If anyone would know God, be kind and considerate to the neighbor and the situation before you, stand outside of yourself, leave behind your comfort zone, and then, perhaps, because it is always a grace, in some dusty alcove of yourself you may sense a creative bit of Light, feel some muted echo of the warmth the passing-by of a God might leave. Here can be gleaned the essence of the Spirit of Christ, and everything else, no matter how painful it may be to acknowledge, is but a tool to get you there, keep you there.
[i] Baptism and eucharist, recognized by the reformed churches as the two dominically mandated acts of church, are inseparable. Thus, they were anciently, and in some places still, received concomitantly. Baptism has its meaning, its purpose and fulfillment only in the action of the eucharist. The others, a grouping neither solidified in number or kind, nor generally agreed to for approximately the first millennium of Christianity, carry weight only as partial replications of the regenerative, healing and incorporative powers of baptism and eucharist.

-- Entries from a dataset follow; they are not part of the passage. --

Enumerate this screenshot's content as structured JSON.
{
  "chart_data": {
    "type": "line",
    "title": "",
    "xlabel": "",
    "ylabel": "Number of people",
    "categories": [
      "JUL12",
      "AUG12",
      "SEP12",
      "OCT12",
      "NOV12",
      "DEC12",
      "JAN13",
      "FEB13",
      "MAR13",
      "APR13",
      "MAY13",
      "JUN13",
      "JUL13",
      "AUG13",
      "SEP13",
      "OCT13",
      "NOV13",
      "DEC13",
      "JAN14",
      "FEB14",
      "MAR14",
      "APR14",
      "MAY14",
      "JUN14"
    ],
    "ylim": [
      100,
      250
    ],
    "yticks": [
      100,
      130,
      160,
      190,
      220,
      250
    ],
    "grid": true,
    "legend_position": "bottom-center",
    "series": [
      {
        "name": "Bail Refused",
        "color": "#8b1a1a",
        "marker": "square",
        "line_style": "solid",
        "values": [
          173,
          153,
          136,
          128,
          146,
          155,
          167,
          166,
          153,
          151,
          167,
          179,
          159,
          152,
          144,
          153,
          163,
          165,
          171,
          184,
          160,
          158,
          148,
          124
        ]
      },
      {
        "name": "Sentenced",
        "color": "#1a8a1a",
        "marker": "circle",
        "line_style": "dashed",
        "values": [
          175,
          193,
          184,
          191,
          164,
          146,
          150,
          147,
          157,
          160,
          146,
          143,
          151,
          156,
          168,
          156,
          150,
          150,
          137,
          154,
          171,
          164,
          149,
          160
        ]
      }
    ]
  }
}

[ii] The Bishop of Rome has recently noted that the eucharist is redemptive, the cure of weakness and sin. The sacrament of the eucharist ought to be, therefore, administered, not as a reward for piety, but with pastoral concern and compassion for the establishment of an individual’s well-being as well as with discretion and care for the well-being of the community. It is a definitive thrust away from the practice of denying the sacrament to some on the basis of such things as being divorced and/or remarried in the civil system. This opens wide the question as to whom it ought be offered and to whom ought it be denied. Despite the rather nineteenth century Leonine rigidity in section 251 on the issue of same-sex unions, I think the work in which this pastoral advice is given, Amoris Laetitia [The Joy of Love], particularly Chapter 8, to be potentially amongst the most radical of the official statements to emerge from the Vatican since the dogmatic constitution Lumen Gentium [The Light of the Peoples] more than half a century ago. I need add the disclaimer that I opine thus as one not a member of the Church of Rome, merely as one disposed ever toward hope for a more benign and inclusive world.